Second, the credibility and efficacy of internal discourse in support of human rights must be based on appropriate theological and cultural reasoning. In particular, the proponents of human rights should be able to demonstrate sufficient support for these rights within their own religious and cultural traditions in order to counter the charge that these are Western values being imposed on non-Western societies. This is why Taha's methodology for the re-formulation of Shari'a principles regarding women and non-Muslims in particular is so critical for the legitimacy of human rights in Islamic societies. Without that, or a similar methodology, it would be impossible to argue for the equal protection of the human rights of these groups from an Islamic perspective.

Finally, such internal discourse must be conducted by local actors who enjoy the confidence of their own communities. Along with my colleagues at the International Institute for the Study of Islam in the Modern World, I am currently working to identify and support such local "agents of social change" who have the necessary access and credibility within their own local communities for addressing human rights issues.
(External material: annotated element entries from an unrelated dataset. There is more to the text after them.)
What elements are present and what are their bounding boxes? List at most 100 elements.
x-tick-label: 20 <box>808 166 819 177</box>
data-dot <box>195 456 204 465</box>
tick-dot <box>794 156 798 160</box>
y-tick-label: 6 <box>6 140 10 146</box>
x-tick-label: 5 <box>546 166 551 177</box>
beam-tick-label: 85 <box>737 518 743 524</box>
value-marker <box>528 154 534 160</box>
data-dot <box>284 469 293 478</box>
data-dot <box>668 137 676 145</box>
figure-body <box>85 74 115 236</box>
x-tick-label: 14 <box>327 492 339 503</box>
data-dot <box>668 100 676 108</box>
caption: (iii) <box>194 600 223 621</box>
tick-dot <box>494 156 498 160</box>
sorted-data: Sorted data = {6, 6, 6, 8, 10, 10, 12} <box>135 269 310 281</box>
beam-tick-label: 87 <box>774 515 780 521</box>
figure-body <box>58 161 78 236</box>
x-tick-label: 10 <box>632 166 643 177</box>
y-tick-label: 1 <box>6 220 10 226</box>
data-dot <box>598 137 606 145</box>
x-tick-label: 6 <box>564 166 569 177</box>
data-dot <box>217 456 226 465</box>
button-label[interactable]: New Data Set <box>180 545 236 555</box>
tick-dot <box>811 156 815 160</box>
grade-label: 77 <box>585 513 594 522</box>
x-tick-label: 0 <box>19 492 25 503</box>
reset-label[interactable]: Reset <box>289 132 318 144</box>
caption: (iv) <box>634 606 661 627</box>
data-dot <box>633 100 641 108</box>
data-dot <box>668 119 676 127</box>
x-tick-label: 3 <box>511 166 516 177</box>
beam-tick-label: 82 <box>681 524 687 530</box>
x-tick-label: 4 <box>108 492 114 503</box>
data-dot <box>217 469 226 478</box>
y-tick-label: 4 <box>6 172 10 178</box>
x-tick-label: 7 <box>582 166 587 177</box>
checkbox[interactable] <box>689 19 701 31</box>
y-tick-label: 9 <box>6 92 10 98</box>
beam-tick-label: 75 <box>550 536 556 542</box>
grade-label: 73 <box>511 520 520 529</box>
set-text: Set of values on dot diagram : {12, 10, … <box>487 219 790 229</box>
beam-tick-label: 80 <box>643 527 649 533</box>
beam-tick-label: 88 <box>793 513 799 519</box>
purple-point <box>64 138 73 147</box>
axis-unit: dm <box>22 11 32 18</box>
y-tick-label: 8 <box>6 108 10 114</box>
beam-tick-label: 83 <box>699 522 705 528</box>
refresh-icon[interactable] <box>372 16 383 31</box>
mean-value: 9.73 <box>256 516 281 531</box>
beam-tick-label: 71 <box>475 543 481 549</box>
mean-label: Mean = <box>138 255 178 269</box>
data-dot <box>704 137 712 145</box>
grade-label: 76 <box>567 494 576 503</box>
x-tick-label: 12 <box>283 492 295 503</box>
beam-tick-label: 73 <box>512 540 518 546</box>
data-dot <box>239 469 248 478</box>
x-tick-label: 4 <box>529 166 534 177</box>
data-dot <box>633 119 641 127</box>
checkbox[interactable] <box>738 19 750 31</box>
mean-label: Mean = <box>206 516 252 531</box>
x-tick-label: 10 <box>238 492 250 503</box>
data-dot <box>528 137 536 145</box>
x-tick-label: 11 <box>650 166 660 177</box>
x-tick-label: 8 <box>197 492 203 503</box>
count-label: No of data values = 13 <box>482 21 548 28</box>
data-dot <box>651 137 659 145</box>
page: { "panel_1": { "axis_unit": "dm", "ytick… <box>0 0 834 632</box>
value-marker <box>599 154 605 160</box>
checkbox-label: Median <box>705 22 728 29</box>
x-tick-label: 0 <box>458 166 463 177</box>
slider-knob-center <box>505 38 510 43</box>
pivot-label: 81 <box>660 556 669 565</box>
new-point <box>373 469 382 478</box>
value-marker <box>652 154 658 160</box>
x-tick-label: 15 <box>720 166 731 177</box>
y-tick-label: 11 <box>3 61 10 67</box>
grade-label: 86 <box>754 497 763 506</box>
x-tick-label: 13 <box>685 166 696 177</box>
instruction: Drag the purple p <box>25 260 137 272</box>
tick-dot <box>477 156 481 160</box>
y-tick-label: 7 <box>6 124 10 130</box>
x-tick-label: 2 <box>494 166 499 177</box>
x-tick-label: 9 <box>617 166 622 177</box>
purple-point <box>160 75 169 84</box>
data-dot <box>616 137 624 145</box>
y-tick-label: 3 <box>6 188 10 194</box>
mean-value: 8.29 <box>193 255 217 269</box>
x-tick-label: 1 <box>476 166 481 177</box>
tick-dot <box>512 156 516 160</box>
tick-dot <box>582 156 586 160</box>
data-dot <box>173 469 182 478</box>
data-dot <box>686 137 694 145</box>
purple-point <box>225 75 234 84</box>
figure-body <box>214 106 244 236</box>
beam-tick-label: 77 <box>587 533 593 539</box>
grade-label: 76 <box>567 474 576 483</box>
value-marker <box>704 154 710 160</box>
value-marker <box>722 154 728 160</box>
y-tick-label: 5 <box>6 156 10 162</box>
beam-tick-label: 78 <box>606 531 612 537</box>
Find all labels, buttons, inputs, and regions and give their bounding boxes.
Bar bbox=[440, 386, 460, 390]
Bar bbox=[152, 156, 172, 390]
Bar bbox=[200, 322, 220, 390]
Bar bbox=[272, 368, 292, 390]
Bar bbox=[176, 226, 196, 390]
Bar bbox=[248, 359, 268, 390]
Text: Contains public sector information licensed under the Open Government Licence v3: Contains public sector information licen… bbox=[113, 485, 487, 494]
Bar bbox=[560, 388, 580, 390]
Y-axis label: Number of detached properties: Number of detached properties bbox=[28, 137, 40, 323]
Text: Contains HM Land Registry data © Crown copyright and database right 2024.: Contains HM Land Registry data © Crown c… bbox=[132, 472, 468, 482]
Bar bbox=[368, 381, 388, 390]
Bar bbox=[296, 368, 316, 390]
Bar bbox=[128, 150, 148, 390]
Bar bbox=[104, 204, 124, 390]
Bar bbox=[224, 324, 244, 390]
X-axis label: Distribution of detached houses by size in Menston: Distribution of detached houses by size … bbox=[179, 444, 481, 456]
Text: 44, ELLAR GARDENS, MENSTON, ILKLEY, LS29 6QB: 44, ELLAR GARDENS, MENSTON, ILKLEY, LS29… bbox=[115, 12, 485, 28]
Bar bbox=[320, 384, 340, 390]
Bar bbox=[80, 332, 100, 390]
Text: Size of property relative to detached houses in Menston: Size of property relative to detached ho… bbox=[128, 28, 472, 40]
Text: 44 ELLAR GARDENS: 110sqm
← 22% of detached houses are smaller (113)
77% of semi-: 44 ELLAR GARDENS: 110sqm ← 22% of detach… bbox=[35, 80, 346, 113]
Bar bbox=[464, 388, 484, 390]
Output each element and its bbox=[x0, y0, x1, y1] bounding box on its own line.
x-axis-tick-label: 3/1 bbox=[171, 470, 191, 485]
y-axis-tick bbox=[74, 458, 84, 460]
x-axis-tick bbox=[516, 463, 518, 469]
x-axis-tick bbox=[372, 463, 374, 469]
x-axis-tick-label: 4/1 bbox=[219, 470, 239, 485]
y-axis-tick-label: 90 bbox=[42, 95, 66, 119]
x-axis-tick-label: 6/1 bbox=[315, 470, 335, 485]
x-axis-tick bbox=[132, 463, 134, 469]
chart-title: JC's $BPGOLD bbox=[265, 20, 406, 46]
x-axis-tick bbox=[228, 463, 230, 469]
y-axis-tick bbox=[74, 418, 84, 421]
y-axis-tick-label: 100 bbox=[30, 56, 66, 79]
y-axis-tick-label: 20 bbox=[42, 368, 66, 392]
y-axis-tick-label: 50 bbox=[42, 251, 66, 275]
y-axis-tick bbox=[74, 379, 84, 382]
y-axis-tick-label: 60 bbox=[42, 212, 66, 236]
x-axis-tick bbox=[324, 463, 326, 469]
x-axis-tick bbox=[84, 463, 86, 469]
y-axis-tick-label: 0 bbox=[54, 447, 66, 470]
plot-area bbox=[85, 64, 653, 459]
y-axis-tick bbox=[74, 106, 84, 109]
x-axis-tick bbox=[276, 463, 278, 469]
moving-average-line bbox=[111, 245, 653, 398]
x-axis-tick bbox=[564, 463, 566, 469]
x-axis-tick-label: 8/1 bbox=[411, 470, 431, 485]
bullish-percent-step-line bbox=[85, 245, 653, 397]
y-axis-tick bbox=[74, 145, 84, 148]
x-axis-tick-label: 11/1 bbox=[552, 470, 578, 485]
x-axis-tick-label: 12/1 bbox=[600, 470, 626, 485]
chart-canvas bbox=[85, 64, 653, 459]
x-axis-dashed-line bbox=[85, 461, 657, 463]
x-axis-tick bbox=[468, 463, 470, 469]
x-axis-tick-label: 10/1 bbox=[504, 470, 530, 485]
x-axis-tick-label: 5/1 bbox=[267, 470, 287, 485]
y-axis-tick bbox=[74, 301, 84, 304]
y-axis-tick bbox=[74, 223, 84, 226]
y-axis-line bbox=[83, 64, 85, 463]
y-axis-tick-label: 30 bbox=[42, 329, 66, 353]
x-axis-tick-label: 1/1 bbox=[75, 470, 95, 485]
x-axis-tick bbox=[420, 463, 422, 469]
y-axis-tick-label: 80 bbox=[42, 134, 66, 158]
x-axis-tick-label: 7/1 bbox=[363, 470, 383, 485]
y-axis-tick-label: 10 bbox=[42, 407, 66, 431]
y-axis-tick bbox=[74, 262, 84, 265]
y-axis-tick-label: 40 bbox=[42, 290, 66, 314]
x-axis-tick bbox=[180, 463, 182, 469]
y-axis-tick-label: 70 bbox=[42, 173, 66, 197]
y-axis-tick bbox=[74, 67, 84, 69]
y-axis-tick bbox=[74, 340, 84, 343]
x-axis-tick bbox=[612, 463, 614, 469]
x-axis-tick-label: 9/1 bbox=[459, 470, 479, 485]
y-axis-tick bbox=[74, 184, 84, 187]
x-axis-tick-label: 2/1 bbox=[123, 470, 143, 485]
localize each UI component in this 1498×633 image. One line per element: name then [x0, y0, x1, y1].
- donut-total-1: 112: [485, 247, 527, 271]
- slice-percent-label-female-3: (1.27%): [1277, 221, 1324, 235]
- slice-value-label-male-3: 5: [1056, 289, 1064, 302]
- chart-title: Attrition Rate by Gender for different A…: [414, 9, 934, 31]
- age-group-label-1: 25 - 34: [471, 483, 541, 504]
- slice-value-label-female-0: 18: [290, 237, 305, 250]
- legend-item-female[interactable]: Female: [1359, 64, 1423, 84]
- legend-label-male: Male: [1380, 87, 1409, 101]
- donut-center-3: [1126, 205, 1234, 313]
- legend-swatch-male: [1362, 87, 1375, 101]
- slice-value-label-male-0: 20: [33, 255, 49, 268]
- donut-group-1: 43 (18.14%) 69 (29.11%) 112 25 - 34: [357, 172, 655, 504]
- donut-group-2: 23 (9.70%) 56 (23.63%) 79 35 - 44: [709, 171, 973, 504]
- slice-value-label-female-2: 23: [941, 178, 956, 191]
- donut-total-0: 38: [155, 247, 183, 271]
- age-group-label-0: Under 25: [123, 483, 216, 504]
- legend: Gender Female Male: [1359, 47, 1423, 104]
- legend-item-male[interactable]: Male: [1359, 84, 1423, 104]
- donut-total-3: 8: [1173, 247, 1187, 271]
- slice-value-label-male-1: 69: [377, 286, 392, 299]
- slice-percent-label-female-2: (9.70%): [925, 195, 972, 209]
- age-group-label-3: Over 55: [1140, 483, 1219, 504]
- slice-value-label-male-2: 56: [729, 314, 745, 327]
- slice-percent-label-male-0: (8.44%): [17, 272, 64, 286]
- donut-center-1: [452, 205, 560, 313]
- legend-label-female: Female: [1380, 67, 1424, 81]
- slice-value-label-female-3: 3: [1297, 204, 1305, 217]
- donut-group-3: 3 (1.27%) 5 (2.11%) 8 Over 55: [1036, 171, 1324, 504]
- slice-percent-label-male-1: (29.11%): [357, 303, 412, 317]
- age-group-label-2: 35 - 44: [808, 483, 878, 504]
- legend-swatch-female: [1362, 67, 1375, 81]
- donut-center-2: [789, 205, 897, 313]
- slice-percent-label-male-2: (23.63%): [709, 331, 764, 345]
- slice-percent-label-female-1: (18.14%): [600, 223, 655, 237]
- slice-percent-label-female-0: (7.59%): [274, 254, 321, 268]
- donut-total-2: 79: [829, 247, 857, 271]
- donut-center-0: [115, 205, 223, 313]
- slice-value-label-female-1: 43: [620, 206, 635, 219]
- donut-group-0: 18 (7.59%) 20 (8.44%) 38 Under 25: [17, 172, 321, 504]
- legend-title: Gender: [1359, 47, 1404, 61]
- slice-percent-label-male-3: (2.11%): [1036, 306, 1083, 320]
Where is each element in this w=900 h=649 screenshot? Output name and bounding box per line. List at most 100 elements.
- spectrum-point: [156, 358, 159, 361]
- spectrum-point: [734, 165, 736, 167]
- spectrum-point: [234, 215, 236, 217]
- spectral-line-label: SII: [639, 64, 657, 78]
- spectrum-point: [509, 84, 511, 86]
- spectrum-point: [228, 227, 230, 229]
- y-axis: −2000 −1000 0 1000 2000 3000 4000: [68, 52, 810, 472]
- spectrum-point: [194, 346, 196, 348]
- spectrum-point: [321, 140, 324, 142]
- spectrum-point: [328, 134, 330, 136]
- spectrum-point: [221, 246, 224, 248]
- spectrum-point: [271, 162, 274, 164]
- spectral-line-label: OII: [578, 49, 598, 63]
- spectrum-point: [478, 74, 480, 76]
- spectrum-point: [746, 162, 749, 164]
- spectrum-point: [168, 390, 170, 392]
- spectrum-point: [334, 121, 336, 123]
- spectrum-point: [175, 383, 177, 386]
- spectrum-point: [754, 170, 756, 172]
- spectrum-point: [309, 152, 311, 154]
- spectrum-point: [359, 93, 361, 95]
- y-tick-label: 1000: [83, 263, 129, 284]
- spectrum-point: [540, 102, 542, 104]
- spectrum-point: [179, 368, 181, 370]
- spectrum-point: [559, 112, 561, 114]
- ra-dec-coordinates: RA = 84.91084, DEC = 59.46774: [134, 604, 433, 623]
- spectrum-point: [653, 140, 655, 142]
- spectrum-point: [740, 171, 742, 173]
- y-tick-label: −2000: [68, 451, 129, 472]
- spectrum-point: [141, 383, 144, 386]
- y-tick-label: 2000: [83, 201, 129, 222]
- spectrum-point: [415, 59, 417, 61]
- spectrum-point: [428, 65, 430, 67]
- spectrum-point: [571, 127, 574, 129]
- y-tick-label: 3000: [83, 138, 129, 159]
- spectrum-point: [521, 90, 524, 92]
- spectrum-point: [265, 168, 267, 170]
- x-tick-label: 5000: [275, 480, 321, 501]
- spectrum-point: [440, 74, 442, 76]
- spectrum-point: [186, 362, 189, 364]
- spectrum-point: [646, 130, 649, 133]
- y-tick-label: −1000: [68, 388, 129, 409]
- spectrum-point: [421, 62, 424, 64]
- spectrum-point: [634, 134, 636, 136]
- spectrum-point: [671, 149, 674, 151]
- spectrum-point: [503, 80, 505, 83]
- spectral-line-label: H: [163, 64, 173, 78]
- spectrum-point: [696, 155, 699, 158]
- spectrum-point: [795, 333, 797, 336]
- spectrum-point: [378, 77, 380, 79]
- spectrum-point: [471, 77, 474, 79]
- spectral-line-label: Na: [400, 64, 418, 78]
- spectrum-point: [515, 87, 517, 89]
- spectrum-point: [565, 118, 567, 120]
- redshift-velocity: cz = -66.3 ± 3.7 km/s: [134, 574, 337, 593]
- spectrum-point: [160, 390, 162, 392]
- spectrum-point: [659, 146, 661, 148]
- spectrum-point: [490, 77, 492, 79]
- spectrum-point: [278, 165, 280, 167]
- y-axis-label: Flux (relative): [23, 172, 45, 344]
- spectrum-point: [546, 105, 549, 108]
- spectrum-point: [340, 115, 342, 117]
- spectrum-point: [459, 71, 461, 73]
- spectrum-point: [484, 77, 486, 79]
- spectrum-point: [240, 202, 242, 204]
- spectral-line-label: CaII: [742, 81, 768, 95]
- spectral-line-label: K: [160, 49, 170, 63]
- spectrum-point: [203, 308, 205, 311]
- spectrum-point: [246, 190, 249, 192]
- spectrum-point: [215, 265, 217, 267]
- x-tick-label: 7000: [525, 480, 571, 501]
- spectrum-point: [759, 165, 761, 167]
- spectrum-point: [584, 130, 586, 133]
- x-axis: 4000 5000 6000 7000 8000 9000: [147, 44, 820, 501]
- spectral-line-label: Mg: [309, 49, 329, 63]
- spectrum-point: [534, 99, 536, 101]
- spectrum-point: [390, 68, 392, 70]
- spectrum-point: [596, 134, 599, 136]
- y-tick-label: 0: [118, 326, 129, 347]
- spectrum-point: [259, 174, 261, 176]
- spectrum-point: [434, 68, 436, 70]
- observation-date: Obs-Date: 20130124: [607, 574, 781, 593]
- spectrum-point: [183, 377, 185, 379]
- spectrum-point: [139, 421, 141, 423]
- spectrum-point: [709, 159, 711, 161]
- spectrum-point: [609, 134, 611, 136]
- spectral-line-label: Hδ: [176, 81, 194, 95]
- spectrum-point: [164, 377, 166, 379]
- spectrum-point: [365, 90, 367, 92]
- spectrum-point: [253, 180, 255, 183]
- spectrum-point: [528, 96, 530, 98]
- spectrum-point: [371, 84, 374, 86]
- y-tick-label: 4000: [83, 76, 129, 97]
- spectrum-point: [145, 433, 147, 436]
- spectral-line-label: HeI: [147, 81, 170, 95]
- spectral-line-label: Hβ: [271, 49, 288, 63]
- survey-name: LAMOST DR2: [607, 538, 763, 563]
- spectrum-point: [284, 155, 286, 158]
Another effort, a Fellowship Program in Islam and Human Rights, which is based at Emory Law School and funded by the Ford Foundation, identifies young people who have a high scholarly aptitude and strong commitment to advocacy for social change in different parts of the Muslim world, and works with them to develop specific projects for research that can be employed in the service of positive social change in their own societies. The fellows visit Emory University for a semester to audit relevant courses and develop the concept and methodology of their respective projects, and then return home to implement their plans. The other element of this program consists of developing and maintaining a website that contains contact and other information about hundreds of non-governmental human rights and social justice organizations, individual worker's bibliographies, and materials that can be downloaded and printed anywhere in the world. This website will remain indefinitely as a resource for the protection and promotion of human rights in Islamic societies.

Islam, like any religious tradition, can be used to support human rights, democracy, and respect among different communities, or oppression, authoritarianism, and violence, depending on the choices and actions of Muslims everywhere. How individual Muslims and Muslim communities choose will depend on how well human rights values are portrayed by local actors within the community, as well as by how well other religious and cultural traditions model these values. There is no inherent or inevitable "clash of civilizations"; all depends on the choices we all make, everywhere, Muslims and non-Muslims alike.

Abdullahi An-Na'im, Ph.D., is the Charles Howard Candler Professor of Law at Emory University.